Family offices and organizations such as Registered Investment Advisors (RIAs) are interested in investing in multi-family properties, he continued. The yield and return characteristics as well as the diversification benefits, appeal to such clients, he said.

A different, but in some ways equally optimistic view on real estate comes from Frank Haggerty, who is portfolio manager at Duff & Phelps Investment Management. He co-manages the firm’s Global Real Estate Securities investment strategies. The firm’s Global Real Estate strategy has holdings in a number of countries, with US-based properties accounting for 54.5 per cent of the total, according to the fund’s end-December, 2017 factsheet, with Japan in second spot, at 7.8 per cent. His firm also manages purely US real estate and an ex-US global portfolio.

Perhaps unsurprisingly, Haggerty, a veteran of real estate securities for 21 years, is positive on the listed property market, noting that listed real estate has lagged listed equities in general for more than two years and suggesting that, given some recent stock market volatility, now is a smart opportunity to consider REITs. “We are at a good moment in time,” Haggerty said. History appears to bear him out when it comes to liking REITS: listed equity REITs delivered higher net returns than any other asset class from 1998 to 2015 according to a November 2017 report by CEM Benchmarking.  

Haggerty said share price discounts to net asset values in US REITs can be in the low double digits – currently, the NAV discount/premium has swung within a corridor of plus/minus 20 per cent, or thereabouts.

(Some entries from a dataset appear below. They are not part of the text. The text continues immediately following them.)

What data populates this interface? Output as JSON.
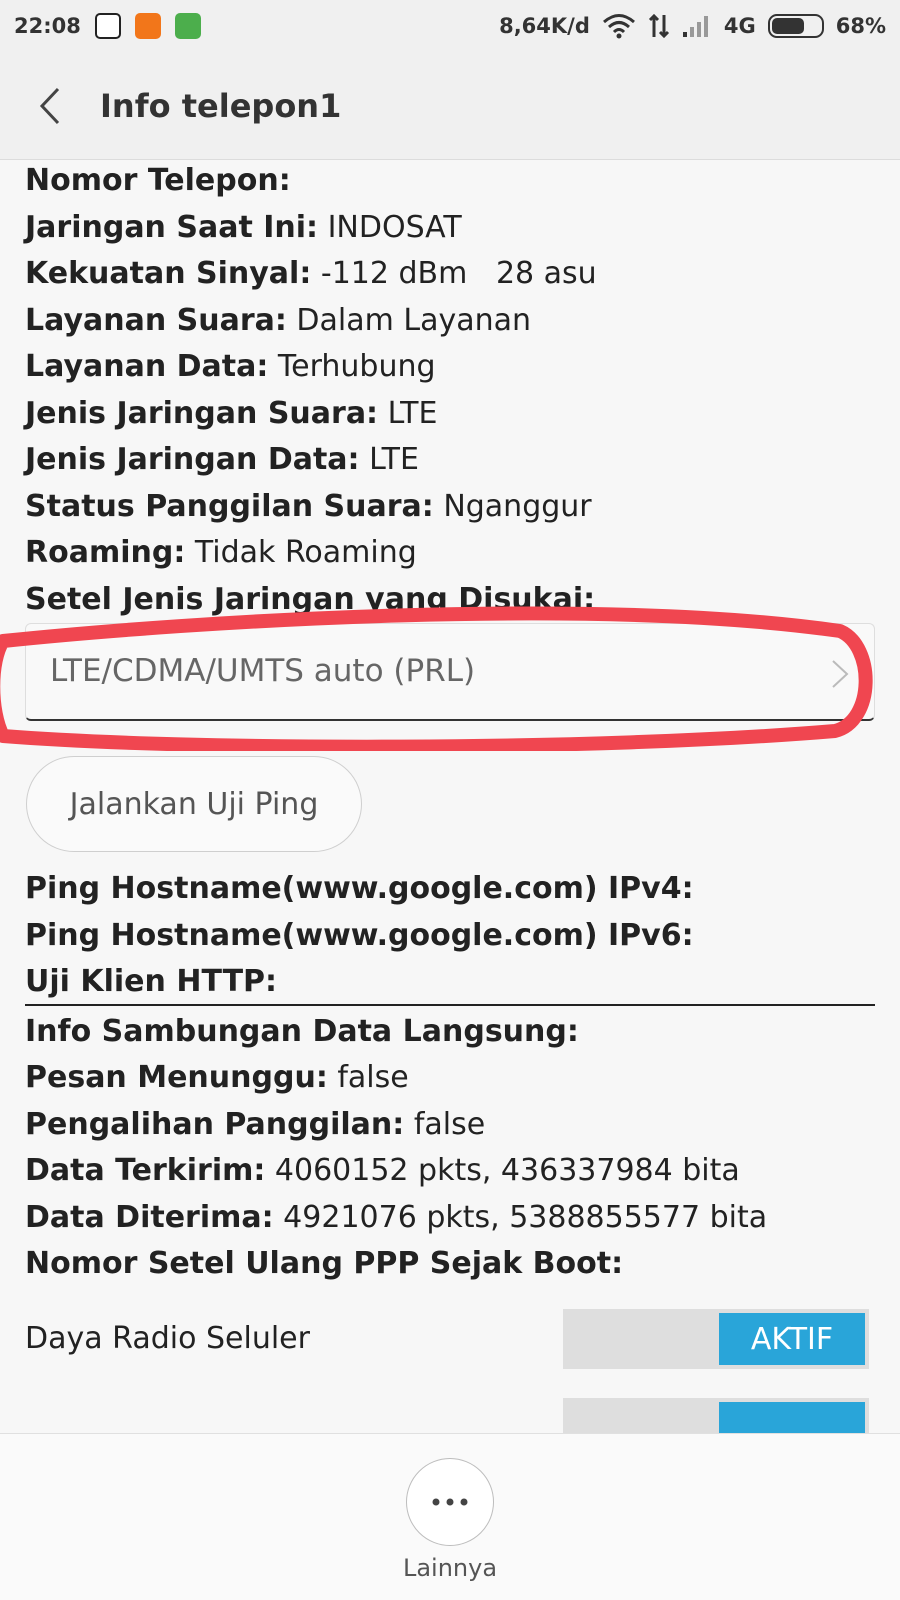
{
  "status": {
    "time": "22:08",
    "speed": "8,64K/d",
    "network": "4G",
    "battery": "68%",
    "battery_level": 0.68
  },
  "header": {
    "title": "Info telepon1"
  },
  "info": [
    {
      "label": "Nomor Telepon:",
      "value": ""
    },
    {
      "label": "Jaringan Saat Ini:",
      "value": " INDOSAT"
    },
    {
      "label": "Kekuatan Sinyal:",
      "value": " -112 dBm   28 asu"
    },
    {
      "label": "Layanan Suara:",
      "value": " Dalam Layanan"
    },
    {
      "label": "Layanan Data:",
      "value": " Terhubung"
    },
    {
      "label": "Jenis Jaringan Suara:",
      "value": " LTE"
    },
    {
      "label": "Jenis Jaringan Data:",
      "value": " LTE"
    },
    {
      "label": "Status Panggilan Suara:",
      "value": " Nganggur"
    },
    {
      "label": "Roaming:",
      "value": " Tidak Roaming"
    },
    {
      "label": "Setel Jenis Jaringan yang Disukai:",
      "value": ""
    }
  ],
  "preferred_network": "LTE/CDMA/UMTS auto (PRL)",
  "ping_button": "Jalankan Uji Ping",
  "ping": [
    {
      "label": "Ping Hostname(www.google.com) IPv4:",
      "value": ""
    },
    {
      "label": "Ping Hostname(www.google.com) IPv6:",
      "value": ""
    },
    {
      "label": "Uji Klien HTTP:",
      "value": ""
    }
  ],
  "data_info": [
    {
      "label": "Info Sambungan Data Langsung:",
      "value": ""
    },
    {
      "label": "Pesan Menunggu:",
      "value": " false"
    },
    {
      "label": "Pengalihan Panggilan:",
      "value": " false"
    },
    {
      "label": "Data Terkirim:",
      "value": " 4060152 pkts, 436337984 bita"
    },
    {
      "label": "Data Diterima:",
      "value": " 4921076 pkts, 5388855577 bita"
    },
    {
      "label": "Nomor Setel Ulang PPP Sejak Boot:",
      "value": ""
    }
  ],
  "radio": {
    "label": "Daya Radio Seluler",
    "state": "AKTIF"
  },
  "bottom": {
    "more_label": "Lainnya"
  },
  "colors": {
    "accent": "#29a5d9",
    "highlight": "#f04650"
  }
}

With a strong US economy and demand for property, the backdrop for US REITs is positive, he said.

Outside the US, markets such as those in Spain and Ireland – countries which had seen real estate sectors hit in 2008 – show signs of growth and promise, said Haggerty. In the UK, student accommodation is a property sector with attractive growth profiles, as is the case with self-storage and flexible workplace/office facilities. Another sector of note are logistic warehouses, such as those supplying e-commerce business models. And the rise of e-commerce has, by contrast, been a negative for traditional retail commercial real estate, he continued.

There are a variety of ways that HNW and UHNW investors can tap into real estate, and evidence appears to show that enthusiasm for one of the most traditional of asset classes hasn’t dimmed yet. Of course, to coin a phrase, while history doesn’t repeat itself exactly, it does rhyme, so investors will be mindful of previous episodes of when enthusiasm for real estate got out of hand. What does appear to be the case is that the options for how to play the market appear wider than ever before.